Profile sample data and use it to generate synthetic data.
The term data set refers to a file that contains one or more records.The record is the basic unit of information used by a program
A data set can hold information such as educational records or medical records or insurance records, to be used by a program running on the system. Data sets are also used to store information needed by applications.
Data Discovery and Profiling is the process of identifying and analyzing data and to detect duplicate information to prioritize data cleansing and standardization of data.
It helps you to discover ,organize data and understand what problems exist and what actions need to be taken.
Data Discovery and Profiling helps you to make better decisions to increase profits and improve customer satisfaction .
In this article, we are going to cover the third option of data profiling:
- Why is data profiling important?
- Profiling Data Using Pandas.
- Profiling Data Using CloudTDMS
- Create a stream.
- Generate test data from your input file.
- An outlook
Why is Data Profiling Important?
Data profiling is important for analyzing large amounts of data using a systematic , consistent and repeatable process. It helps a business improve profits and cut waste and why not efficient and accurate data is a profitable business asset.
Data Profiling can eliminate costly errors commonly found in databases e.g, missing cells, duplicate values, unexpected pattern in data etc.
Data Profiling helps in performing data quality assessment,Identifying data types etc.
Profiling Data Using CloudTDMS
CloudTDMS discovery and profiling solutions allows business and IT Users to constantly monitor data available from any existing information source(e.g a database or a file ) and collecting complete statistics i.e. variable types,number of variables ,number of observations(rows of DataFrame), completeness and correctness of data ,missing cells, percentage of missing cells, duplicate rows, percentage of duplicate rows, and total size in memory that helps us to identify if the existing data can be easily used for other purposes.
Advantages of CloudTDMS Profiling
CloudTDMS profiling report is an excellent tool that can offer following benefits:overview, no of variables, no of records, no of cells, missing cells, missing cells percentage,duplicate rows, duplicate rows percentage, correctness, completeness, total size in memory and a sample of your data.
How to generate profiling report on CloudTDMS?
- Visit CloudTDMS, go to Data menu and click on Data Discovery and Profiling.
- Click on Upload files button and a pop will appear.You have two options here:
- First you can only browse to upload your file and keep the Generate stream checkbox unchecked and click on submit.This way only file will be profiled but you won't be able to generate stream from it.
- Second is after choosing file to profile you check Generate stream checkbox and choose application in which you want to generate your stream and click on submit button to generate stream .This way file will be profiled as well as stream for the same will be generated .
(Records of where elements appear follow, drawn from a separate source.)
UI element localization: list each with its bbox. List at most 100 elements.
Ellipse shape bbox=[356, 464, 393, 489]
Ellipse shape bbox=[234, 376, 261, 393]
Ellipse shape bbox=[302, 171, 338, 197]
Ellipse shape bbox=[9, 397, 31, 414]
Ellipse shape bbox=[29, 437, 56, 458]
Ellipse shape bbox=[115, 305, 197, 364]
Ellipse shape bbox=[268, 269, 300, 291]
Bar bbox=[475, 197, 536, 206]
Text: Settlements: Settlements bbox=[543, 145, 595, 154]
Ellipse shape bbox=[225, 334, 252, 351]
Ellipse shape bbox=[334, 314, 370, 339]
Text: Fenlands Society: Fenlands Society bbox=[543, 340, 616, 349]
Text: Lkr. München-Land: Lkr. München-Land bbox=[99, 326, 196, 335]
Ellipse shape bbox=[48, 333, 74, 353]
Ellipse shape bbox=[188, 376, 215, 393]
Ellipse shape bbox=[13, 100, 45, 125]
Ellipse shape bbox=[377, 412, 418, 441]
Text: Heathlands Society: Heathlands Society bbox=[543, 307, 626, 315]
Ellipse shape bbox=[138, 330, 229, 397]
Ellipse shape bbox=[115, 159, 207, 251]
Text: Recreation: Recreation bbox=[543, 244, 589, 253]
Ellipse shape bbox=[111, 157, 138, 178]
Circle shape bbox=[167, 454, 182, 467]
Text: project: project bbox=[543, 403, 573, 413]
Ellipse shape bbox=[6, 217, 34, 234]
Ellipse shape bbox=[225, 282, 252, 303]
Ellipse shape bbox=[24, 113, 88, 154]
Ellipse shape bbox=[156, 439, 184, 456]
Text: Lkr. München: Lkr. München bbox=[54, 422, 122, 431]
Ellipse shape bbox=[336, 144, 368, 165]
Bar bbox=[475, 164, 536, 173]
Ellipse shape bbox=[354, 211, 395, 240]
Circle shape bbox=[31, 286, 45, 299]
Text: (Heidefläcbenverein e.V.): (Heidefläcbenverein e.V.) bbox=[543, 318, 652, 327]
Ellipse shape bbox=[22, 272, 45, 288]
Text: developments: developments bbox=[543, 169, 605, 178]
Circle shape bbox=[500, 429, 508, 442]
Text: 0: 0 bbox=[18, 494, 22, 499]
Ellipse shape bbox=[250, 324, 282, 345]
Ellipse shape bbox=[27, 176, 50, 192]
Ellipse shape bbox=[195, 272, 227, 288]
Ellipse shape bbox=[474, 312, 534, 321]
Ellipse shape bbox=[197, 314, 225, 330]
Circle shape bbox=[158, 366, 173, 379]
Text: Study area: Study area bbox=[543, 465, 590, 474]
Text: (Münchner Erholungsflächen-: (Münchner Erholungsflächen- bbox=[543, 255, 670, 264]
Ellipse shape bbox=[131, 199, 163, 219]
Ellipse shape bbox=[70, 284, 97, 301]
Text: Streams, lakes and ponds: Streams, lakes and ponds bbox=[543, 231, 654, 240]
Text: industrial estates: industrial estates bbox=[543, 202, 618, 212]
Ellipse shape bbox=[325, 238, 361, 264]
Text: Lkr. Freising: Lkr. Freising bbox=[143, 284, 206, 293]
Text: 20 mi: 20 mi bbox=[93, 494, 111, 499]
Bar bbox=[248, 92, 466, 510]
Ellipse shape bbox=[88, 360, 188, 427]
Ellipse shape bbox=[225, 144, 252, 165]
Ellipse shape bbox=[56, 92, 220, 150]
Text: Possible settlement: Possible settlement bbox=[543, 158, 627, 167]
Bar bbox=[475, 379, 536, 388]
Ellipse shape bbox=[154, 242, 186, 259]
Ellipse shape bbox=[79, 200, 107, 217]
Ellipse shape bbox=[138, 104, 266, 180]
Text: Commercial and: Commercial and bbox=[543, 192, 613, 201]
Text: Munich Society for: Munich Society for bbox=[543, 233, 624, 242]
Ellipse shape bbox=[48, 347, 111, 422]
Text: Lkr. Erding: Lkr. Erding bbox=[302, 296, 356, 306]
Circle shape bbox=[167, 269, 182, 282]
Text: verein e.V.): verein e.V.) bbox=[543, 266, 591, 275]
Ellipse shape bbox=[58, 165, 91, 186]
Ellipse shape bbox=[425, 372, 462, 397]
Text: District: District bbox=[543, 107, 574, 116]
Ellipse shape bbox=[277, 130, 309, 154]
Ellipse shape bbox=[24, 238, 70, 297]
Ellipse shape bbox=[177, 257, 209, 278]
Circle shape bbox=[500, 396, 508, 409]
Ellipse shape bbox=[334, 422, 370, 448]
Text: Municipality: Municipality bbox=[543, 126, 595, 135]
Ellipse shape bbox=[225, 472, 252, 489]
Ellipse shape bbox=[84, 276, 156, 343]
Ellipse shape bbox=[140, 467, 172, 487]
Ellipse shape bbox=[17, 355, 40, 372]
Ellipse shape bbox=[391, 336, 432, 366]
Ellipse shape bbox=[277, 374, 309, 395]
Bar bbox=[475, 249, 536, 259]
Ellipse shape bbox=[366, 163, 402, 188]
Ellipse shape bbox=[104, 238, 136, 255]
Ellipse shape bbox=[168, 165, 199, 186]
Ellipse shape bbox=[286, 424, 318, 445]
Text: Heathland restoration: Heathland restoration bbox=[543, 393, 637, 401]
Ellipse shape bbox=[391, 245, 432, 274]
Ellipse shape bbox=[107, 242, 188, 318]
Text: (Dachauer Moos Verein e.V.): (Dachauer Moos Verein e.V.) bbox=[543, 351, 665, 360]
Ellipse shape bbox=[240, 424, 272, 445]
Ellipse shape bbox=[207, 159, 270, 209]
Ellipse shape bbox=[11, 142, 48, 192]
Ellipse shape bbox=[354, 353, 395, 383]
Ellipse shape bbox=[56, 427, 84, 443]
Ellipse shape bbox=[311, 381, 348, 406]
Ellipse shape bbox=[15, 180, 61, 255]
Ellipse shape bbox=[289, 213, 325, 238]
- Check logs for successful execution.
- After execution .html extension will be added to the file name as shown below.
- Click on Profiling report to view your generated report.
Description of the elements analyzed
- Overview
The overview includes number of variables ,number of observations(rows of DataFrame), missing cells, percentage of missing cells, duplicate rows, percentage of duplicate rows, and total size in memory. - Variables
This section of the report is a detailed analysis of variables, columns and features of the datasets.- Numeric Variables It gives information about the distinct values, missing values, min-max ,mean and negative values count.
- String Variables It gives information about the distinct values, distinct percentage, missing, missing percentage, memory size.
Create a stream
Stream is the definition/metadata of the data that we need to generate.We need to create a stream for file that we need to generate data for.
Inside Data Discovery and Profiling . After choosing file to profile check Generate stream and choose application in which you want to generate your stream and click on submit button.
Check logs to see if stream is generated successfully.
Once executed you can go to the same application to check your generated stream.
Generate test data from your input file
To generate data from this stream you have to create a workflow and execute it in order to generate data from it.
Go to the workflows menu and click on Create new button.
Here we will define some parameters for our Workflow.
Application:The name of your application within which your stream exists, Select your application from the list (e.g., 'Generate Profile Report')
NOTE: An application can have multiple streams, All the active streams will be executed by workflow
Storage: For Free Plan (starter), you can use Internal Storage — Select the name of your storage which you created earlier.
NOTE:By default we are providing a local storage where you can store your data
Scheduled At:If you want to generate data on a specific date and time.
NOTE:By default the workflow will be executed at a maximum delay of 1 minute
Your data will be generated after the status of workflow is 'Executed'.
- You can also check logs to see if data is generated successfully.
Once workflow will be executed go to the Data menu and navigate to Data Generated section and will see your file in the section where you can download the file by clicking on it.
An Outlook
This article points out the needs of data profiling, why is data profiling important and explains data profiling reports .At the same time, this article shows how can a user generate profiling reports for their business and also how will you create stream from data profiling report and generate data from it.